TiddleyWink · 29/06/2022 09:51

Sorry but you have sacrificed having your own children so that your husband could continue paying the entire mortgage of a house that not only does he no longer live in, but he also plans to gift half of to his ex in the future?! I think you’re absolutely mad to have made such an enormous sacrifice. There’s being selfless and then there’s absolutely screwing your self over.

He’s done the right thing continuing to support his kids of course, but she’s a grown woman and has had plenty of time to improve her own situation to support herself as well. I can’t see the justification for him to continue to pay the full mortgage. I wouldn’t have tolerated half of what you have, never mind decided not to have my own kids as a result. I’m stunned.

plentyofcabbage · 29/06/2022 09:56

If mortgage company would accept the ex-wife/partner's new "baby-daddy" moving in, could your H negotiate that he would permit the original agreement to be varied accordingly subject to a variation in the split when the property is eventually sold.

So instead of 50/50, move to say 65/35 to account for the benefit of free housing being provided by the ex-wife/partner to her new man and child.
This may focus her mind a little to consider whether it's more important that he moves in with them all now or whether she denies herself that with the intent of being better off in the long run once the 3 children are gown and flown.

Mummyoflittledragon · 29/06/2022 09:57

Another point. When he drew up the agreement, the thoughts were perhaps along the lines that the 50% gift would eventually be inheritance to his children. Now that an additional child (perhaps even more, who knows) is coming into the mix, that will change things.

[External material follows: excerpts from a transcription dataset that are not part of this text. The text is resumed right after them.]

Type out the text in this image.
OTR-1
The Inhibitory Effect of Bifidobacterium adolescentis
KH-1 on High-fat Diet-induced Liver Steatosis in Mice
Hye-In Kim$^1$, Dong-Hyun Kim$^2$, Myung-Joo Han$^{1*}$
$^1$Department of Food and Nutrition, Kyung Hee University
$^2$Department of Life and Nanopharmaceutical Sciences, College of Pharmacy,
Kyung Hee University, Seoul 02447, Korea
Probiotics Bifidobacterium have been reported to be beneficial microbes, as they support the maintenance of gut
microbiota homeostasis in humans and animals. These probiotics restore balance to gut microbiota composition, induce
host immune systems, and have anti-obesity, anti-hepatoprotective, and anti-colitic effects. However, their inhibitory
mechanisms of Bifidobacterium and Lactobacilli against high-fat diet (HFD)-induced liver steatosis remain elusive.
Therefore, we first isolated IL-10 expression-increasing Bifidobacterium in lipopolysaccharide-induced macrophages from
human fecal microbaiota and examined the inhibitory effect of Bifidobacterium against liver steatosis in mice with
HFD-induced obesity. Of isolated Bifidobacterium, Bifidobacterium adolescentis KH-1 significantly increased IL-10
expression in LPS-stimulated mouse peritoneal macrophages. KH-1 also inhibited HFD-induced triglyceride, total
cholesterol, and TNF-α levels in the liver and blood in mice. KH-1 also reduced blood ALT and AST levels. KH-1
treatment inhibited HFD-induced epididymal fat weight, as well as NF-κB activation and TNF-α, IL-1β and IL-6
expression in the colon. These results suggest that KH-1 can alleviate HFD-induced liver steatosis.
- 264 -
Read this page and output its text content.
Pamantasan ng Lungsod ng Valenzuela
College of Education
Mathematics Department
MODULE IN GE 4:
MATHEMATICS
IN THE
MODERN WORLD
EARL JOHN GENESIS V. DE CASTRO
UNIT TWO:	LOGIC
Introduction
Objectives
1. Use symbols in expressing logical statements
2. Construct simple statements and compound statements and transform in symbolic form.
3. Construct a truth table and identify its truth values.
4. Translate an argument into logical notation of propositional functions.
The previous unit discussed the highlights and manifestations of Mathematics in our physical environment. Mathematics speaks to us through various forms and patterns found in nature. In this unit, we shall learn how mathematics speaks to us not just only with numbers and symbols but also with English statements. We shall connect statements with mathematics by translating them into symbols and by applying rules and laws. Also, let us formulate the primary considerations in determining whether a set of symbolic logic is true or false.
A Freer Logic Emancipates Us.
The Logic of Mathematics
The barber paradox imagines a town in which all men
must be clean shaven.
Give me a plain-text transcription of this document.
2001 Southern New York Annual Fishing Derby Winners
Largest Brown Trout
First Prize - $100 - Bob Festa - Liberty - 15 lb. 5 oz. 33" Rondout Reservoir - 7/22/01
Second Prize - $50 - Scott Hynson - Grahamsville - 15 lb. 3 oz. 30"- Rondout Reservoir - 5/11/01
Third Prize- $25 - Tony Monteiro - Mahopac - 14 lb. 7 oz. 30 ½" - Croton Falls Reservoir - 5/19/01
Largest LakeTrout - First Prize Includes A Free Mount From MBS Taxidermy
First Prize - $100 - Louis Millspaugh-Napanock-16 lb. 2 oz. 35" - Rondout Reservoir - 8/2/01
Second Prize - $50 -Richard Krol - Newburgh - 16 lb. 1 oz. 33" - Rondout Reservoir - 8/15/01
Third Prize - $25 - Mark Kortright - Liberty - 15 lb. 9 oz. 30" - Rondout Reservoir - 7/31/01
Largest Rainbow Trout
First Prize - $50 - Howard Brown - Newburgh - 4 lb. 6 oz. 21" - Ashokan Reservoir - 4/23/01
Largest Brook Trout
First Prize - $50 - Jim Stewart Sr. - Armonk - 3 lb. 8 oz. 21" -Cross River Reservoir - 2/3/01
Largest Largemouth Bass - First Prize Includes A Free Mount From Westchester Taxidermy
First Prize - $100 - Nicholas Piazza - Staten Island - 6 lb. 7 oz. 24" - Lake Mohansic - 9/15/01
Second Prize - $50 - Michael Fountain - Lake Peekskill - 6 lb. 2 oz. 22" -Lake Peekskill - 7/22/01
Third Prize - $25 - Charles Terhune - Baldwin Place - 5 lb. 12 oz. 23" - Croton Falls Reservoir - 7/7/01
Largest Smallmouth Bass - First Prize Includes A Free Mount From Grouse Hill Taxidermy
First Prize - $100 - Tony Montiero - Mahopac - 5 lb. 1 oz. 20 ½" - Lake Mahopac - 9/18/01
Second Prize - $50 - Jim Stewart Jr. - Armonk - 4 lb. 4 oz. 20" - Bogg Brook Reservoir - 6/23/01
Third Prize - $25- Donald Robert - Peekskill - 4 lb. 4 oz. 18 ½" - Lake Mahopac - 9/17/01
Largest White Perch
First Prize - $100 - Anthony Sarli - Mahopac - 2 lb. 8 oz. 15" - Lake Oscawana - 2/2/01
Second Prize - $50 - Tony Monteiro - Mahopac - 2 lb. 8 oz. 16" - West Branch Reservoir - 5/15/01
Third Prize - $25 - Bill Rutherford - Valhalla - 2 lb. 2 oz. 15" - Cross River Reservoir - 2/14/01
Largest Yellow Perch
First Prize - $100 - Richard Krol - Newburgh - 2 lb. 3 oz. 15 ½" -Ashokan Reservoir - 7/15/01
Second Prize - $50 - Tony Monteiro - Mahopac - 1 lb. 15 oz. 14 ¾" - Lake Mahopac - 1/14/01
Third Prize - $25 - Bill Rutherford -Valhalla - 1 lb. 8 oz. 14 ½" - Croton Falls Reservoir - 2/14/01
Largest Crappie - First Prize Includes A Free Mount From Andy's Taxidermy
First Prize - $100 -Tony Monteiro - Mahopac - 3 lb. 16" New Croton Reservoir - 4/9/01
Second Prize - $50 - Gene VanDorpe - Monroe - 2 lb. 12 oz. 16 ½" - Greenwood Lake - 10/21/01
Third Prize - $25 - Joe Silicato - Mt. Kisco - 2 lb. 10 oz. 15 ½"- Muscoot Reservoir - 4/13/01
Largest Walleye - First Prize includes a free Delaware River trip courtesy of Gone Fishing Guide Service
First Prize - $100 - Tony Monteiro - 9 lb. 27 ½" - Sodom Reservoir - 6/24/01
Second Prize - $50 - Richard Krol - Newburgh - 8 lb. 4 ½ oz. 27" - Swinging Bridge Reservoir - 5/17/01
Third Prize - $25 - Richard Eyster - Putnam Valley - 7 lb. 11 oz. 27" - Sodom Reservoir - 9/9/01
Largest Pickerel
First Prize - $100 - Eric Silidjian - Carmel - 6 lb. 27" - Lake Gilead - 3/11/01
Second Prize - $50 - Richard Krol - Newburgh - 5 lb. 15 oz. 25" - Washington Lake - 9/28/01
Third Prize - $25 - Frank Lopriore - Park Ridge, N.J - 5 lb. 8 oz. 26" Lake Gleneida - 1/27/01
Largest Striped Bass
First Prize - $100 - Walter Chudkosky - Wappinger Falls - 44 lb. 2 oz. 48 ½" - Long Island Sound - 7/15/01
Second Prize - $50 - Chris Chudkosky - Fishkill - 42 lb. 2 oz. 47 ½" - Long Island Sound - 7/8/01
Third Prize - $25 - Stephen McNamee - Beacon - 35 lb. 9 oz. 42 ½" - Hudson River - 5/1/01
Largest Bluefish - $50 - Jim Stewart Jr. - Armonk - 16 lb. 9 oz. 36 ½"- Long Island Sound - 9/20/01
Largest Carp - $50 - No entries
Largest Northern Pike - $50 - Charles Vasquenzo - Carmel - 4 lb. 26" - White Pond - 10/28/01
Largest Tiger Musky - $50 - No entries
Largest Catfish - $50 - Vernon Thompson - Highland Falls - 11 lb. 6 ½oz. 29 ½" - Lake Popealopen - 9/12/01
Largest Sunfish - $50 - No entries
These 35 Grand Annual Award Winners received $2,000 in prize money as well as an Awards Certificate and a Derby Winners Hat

As for giving 50% of the property being generous and needing to give our heads a wobble @AffableApple , he’s paying 100% of the mortgage plus child support and hasn’t allowed himself enough to have another child or even house himself. I think you would have a point if the house had been sold at point of separation but in addition to paying for the whole thing, he also has to pay capital gains on his 50% at the point of sale meaning depending how the agreement is drawn up, he may get less than the ex… this is why it would be advantageous for him to move in… or sell if they separated finances less than 6 years ago as I think there may be a capital gain exemption.

TolkiensFallow · 29/06/2022 10:00

I know a little about this from my own experiences. Those who advise you to take legal advice are right to do so.

Does your partner and EW own the house as joint tenants? Or tenants in common?

My view is that they either need a “clean break” or if she wants to continue to be dependent on him/receive spousal support, then she cannot move in her new partner. This decision is hers and she cannot guilt trip your partner into being responsible for her actions.

onmywaytooblivion · 29/06/2022 10:00

Hmmm something is not quite adding up here... if she has 50% stake in the property her name must be on the deeds?

If they aren't married how did they come to this legal arrangement? I'm not sure you could get a solicitor to write a caveat that no one else could live there?

Especially if you're entitled to 50% of the property!

EatingPeanutButterWithASpoon · 29/06/2022 10:02

I think he needs legal advice fast and to sell the house. You don't need to offer for the children to live with you now but see what happens re moving away. If EW partner doesn't man up to provide and they do have to move then you can offer to the teenagers to live with you and I'm sure as teenagers they can make that decision. It could be temporary until exams/school is over.
However not having your own children because of this situation for me would be a deal breaker. If you want children then have them and sell the house. You don't want to regret it. You both sound like lovely kind parents to the children too.

onmywaytooblivion · 29/06/2022 10:03

Also don't think the mortgage company would give a toss who lives there as long as the mortgage is paid.

Irritatedmum · 29/06/2022 10:03

@onmywaytooblivion i read it as her being entitled to 50% of the proceeds once it’s sold. Not that she’s a 50% owner now on deeds etc.